Disclosure: Our content does not constitute financial advice. Speak to your financial advisor. We may earn money from companies reviewed. Learn more
Over the past 5 years the period between late June to early September has seen some of the fiercest rallies in gold and silver prices, with double digit percentage moves fairly typical. In 2013 the price of silver in particular rose nearly 30% as the market grappled with intense physical investment demand for coins and bullion in the midst of a severe supply shortage. 2015 has been a lacklustre year for gold and silver so far in US Dollar terms, but there are signs that the same conditions which led to the 2013 surge are starting to emerge once again, especially in the silver market.
Falling Prices are Triggering unprecedented retail demand
The ongoing rout in commodity prices, triggered by an expectation amongst investors that the Federal Reserve will begin raising rates this year, along with a severe slowdown in the Chinese economy has hammered the price of the precious metals, which has been in turn, triggered a wave of investment demand from investors wishing to own physical metal. This disconnect between the “paper” spot price and the demand for physical metal continues be a paradox for the gold and silver market – gold and silver appear to be one of the few goods on earth that the price decreases when scarcity increases!
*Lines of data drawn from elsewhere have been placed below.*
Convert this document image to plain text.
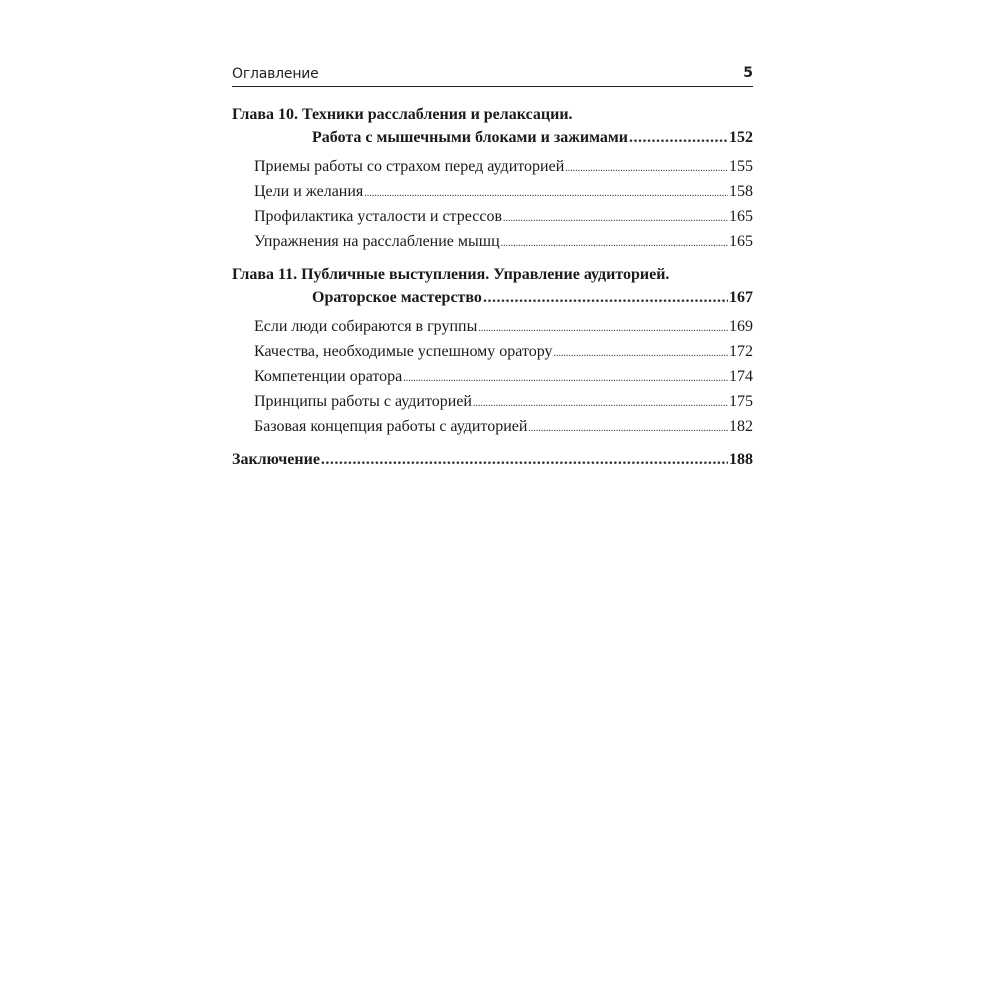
Оглавление	5
Глава 10. Техники расслабления и релаксации.
Работа с мышечными блоками и зажимами .....	152
Приемы работы со страхом перед аудиторией .....	155
Цели и желания .....	158
Профилактика усталости и стрессов .....	165
Упражнения на расслабление мышц .....	165
Глава 11. Публичные выступления. Управление аудиторией.
Ораторское мастерство .....	167
Если люди собираются в группы .....	169
Качества, необходимые успешному оратору .....	172
Компетенции оратора .....	174
Принципы работы с аудиторией .....	175
Базовая концепция работы с аудиторией .....	182
Заключение .....	188
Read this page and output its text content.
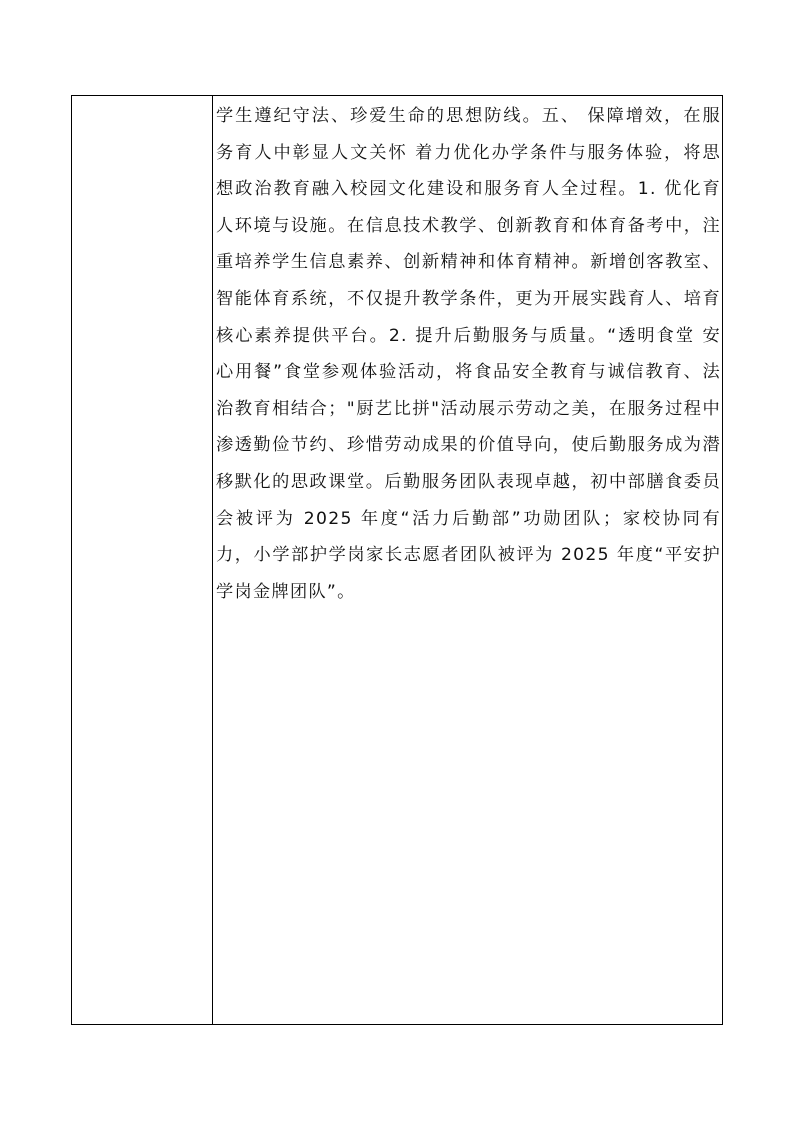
学生遵纪守法、珍爱生命的思想防线。五、 保障增效，在服
务育人中彰显人文关怀 着力优化办学条件与服务体验，将思
想政治教育融入校园文化建设和服务育人全过程。1. 优化育
人环境与设施。在信息技术教学、创新教育和体育备考中，注
重培养学生信息素养、创新精神和体育精神。新增创客教室、
智能体育系统，不仅提升教学条件，更为开展实践育人、培育
核心素养提供平台。2. 提升后勤服务与质量。“透明食堂 安
心用餐”食堂参观体验活动，将食品安全教育与诚信教育、法
治教育相结合；"厨艺比拼"活动展示劳动之美，在服务过程中
渗透勤俭节约、珍惜劳动成果的价值导向，使后勤服务成为潜
移默化的思政课堂。后勤服务团队表现卓越，初中部膳食委员
会被评为 2025 年度“活力后勤部”功勋团队；家校协同有
力，小学部护学岗家长志愿者团队被评为 2025 年度“平安护
学岗金牌团队”。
As an illustration of just how tightly supplied the silver market is, the US Mint recently had to suspend the sale of Silver Eagle one ounce coins due to what officials dubbed a “significant” increase in investment demand. The US mint wasn’t alone. Sovereign mints all over the world have been rationing the sales of precious metal products, with the Royal Canadian Mint also recently placing their flagship Gold Maple Leaf coin on allocation for the months ahead as there is not enough supply to meet demand. Some metals dealers in July were reporting that their allocation amounted to just a week’s worth of typical sales for the summer period! Such rationing of coins is fairly common for old timers in the gold and silver markets, and while these short term supply constraints can help explain some of the tightness in the market, there appears to be something much bigger going on.
Silver is experiencing a structural supply problem
The US Mint’s latest sales suspension is the second this year, an obvious sign that demand is exceeding supply on a regular basis. The US mint rationed the sale of Silver Eagles between January and May of this year, a small component of more widespread rationing period which has been ongoing for the most part since 2013.
These periods of rationing are down to the structural problem in the silver market – an increasing numbers of industrial processes rely on silver as an important input. From electronics and medical applications to advanced aerospace industries, silver is becoming an important raw material of the twenty first century. Gone are the days when silver coinage and jewellery constituted the lion’s share of demand. As a result, mints all over the world face fierce buying competition from these industrial players, and are unable to respond to increased demand as most of the silver is already accounted for. In fact, the silver market has been under supplied for nine out of the past ten years – with last year 2014, recording just a tiny surplus.
This scarcity is likely to remain an ongoing theme for silver in the years ahead, and bottlenecks in coin supply will be an ongoing problem.
An obvious question arises here. If silver is in such tight supply, why does the price not reflect this? It’s a good question – and the answer can be largely be found in the paradox we identified earlier – the futures market. It is estimated that for every futures contract of silver there are over 100 paper claims. The price of this “silver” is determined through the price discovery mechanism of electronic exchanges, digital buying and selling which are often highly correlated to the direction of the broader market (nothing to do with fundamentals). Indiscriminate selling is commonplace, and with no need ever own physical silver before you sell, the opportunity for “silver raids” are there for those with the financial muscle to do so. It would appear price action in the precious metals market is one of the clearest cases of the “tail wagging the dog”. How long the market can go on like this is anyone’s guess, but there could well be a day on the near horizon where the paper value of gold and silver trends towards a level which is so far removed from reality that an unprecedented revaluation will need to occur. In the meantime, we watch the unfolding price action between now and labor day with interest to see if the structural supply problems in Silver translate into further price gains.